Cecilia Shanbrook, front left, and her sister, Theresa Castañon, remember their father, Salvador Castañon, who was murdered during a robbery in 2005. [CLIFFORD OTO/THE RECORD]

No chance to say goodbye

12 years later, family struggles to heal from loss of 'grandpa'

It is a legacy any patriarch would be proud of: four children, 18 grandchildren and 14 great-grandchildren.

Indeed, Salvador Castañon’s descendants are so numerous that they can hardly squeeze into the living room of his daughter’s north Stockton home.

And yet, as crowded as the room seems, there is a gaping hole in its center. Salvador himself is not here to see his own family flourish.
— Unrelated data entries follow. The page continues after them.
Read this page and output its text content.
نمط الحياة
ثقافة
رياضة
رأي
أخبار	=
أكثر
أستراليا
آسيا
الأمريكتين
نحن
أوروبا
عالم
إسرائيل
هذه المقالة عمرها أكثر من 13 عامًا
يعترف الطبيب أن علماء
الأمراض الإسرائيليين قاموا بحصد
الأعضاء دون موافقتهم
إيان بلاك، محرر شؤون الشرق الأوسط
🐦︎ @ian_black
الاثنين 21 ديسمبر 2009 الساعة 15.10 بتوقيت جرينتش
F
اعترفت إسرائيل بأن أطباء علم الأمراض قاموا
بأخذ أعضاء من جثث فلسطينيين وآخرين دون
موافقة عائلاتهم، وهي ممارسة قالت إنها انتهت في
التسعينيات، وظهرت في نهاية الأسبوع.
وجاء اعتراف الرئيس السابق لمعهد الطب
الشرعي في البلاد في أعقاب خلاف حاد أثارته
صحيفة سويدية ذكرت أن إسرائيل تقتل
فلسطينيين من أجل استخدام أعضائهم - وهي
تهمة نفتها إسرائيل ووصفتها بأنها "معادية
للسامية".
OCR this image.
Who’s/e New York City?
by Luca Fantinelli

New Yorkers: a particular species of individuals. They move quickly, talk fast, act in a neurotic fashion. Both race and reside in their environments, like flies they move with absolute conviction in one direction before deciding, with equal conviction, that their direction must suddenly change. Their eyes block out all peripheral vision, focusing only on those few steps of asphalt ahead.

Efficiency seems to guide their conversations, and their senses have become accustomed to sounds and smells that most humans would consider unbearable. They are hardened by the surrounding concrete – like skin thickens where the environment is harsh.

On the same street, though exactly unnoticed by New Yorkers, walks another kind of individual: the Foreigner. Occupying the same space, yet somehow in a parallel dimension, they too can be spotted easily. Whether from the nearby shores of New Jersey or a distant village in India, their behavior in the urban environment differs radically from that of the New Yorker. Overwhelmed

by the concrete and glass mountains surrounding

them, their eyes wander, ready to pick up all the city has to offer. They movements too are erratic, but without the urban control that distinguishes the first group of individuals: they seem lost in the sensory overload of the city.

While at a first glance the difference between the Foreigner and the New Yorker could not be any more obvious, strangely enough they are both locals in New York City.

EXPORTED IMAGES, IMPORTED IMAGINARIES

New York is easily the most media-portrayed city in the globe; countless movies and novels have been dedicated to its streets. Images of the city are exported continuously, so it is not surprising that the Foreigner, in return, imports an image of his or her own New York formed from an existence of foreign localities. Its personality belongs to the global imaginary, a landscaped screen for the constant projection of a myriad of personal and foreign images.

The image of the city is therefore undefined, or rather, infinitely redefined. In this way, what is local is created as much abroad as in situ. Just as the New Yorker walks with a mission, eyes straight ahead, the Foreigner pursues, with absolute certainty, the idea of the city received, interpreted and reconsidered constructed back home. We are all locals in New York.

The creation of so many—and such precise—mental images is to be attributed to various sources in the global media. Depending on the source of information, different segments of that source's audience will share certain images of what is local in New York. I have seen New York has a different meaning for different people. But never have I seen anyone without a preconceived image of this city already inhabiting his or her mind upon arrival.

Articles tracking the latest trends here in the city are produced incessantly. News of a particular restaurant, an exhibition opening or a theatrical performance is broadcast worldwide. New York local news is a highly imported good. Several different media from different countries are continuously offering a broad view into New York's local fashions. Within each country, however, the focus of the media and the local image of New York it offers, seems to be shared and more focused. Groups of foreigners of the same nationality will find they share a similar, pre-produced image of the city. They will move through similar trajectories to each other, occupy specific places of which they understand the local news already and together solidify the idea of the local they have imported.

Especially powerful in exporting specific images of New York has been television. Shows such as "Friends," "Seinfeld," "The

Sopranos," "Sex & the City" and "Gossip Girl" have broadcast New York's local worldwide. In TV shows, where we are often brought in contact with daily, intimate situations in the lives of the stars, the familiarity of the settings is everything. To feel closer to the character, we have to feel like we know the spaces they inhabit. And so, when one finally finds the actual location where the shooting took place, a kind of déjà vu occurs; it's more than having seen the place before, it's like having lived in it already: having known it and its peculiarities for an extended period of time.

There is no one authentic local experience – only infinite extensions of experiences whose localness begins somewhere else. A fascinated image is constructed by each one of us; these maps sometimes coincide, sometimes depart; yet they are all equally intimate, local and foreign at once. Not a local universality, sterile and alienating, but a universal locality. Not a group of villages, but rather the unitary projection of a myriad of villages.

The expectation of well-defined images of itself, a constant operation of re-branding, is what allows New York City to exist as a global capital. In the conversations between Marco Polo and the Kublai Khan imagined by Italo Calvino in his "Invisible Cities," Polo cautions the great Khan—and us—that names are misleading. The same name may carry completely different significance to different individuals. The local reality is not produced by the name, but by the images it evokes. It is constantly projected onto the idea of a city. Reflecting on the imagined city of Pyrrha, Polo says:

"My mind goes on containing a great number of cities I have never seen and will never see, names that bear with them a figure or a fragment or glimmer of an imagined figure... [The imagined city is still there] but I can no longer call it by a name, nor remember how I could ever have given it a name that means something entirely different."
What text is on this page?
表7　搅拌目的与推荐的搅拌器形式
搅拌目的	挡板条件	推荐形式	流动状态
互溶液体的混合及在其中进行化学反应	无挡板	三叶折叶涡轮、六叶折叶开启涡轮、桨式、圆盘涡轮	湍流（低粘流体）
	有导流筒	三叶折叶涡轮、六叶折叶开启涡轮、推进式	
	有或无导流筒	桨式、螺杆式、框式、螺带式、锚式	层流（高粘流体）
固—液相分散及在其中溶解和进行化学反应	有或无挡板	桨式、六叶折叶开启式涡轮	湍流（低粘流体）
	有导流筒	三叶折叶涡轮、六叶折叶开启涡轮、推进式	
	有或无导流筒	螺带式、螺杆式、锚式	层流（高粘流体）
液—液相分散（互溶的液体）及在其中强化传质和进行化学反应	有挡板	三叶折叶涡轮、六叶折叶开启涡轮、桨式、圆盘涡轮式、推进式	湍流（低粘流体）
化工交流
He was murdered while talking a walk more than 12 years ago, an utterly gratuitous act of violence that robbed an entire generation of the chance to know him and learn from him.

So often in Stockton it is young people who are mourned and buried by their parents and grandparents. Salvador was 76 years old and had lived a good life. But his death is no less tragic. It’s entirely possible that he still would be alive today, cracking those corny jokes, taking the hand of a great-granddaughter for a quick dance in the hallway, or slipping “grandpa money” into a great-grandson’s pocket.

“There was really a lot of life in him,” said grandson Jose Gloria, who was 13 when his grandfather died. “He was just a very happy person.”

A native of San Antonio, Salvador brought his young family to Stockton where he got a job cutting lumber. As if his own family wasn’t large enough, he spent years after his retirement working as a mentor for troubled youth.

When he wasn’t doing that, he could be found walking to McDonald’s for a cup of coffee. He walked just about everywhere, which is why he was in such good physical condition for a man in his mid-70s.

He was walking, in fact, on April 26, 2005, when two people approached him near Bianchi Road and March Lane. They simply could have demanded money, his family says, and Salvador would have given it to them. Instead, they beat him so severely that he lapsed into a coma.

When Salvador didn’t wake up after three weeks, his family let him go.

Arrests were made and punishments rendered. But nothing could change the fact that Salvador was gone.

“We never got a chance to say goodbye,” Theresa Castañon, his daughter, said.

Daughters Theresa Castañon and Cecilia Shanabrook remember their father, who was killed at the age of 76 and never got to meet his great grandchildren. Video by Alex Breitler

The family carried the burden long after news coverage of the attack had ceased and the rest of the city had forgotten. Theresa Castañon already was struggling with depression. Then her father died. Three years after that, her son, Anthony, died in a firearms-related accident.

Her depression deepened. She said she contemplated suicide.

“I needed my Daddy there with me when I lost my son,” she said. “I needed him to tell me that things would get better for me and that my son was in a better place.”

Salvador’s children struggled to explain to their kids what had happened. No longer would they be able to sneak up behind grandpa and turn his ball cap around. There would be no more spontaneous dancing and no more grandpa money.

There was, in a sense, a loss of innocence. Some family members felt compelled to worry more about their own welfare. Granddaughter Liliana Martin, now 29, found herself less trusting of the world.

“I don’t walk alone anymore,” she said. “That’s something I don’t really do.”

Even the joyful moments never were the same. Each new birth in the family carried with it a tinge of sadness. Salvador’s last grandchild arrived a few months after his death, and he never did meet any of his great-grandchildren.

The stories about him live on, of course, and some of the grandchildren have Salvador’s curly hair. One even has the same dimpled chin.

More than a decade later, the family is stronger, more protective of each other. Many of them speak openly about their pain, saying it helps them heal.

But the passage of time has not made their loss any less tangible.

“It’s a shame he’s not able to enjoy his great-grandkids,” Cecilia Shanabrook, his daughter, said. “Because I know, just by looking at them … Oh, he would have loved just being around them.”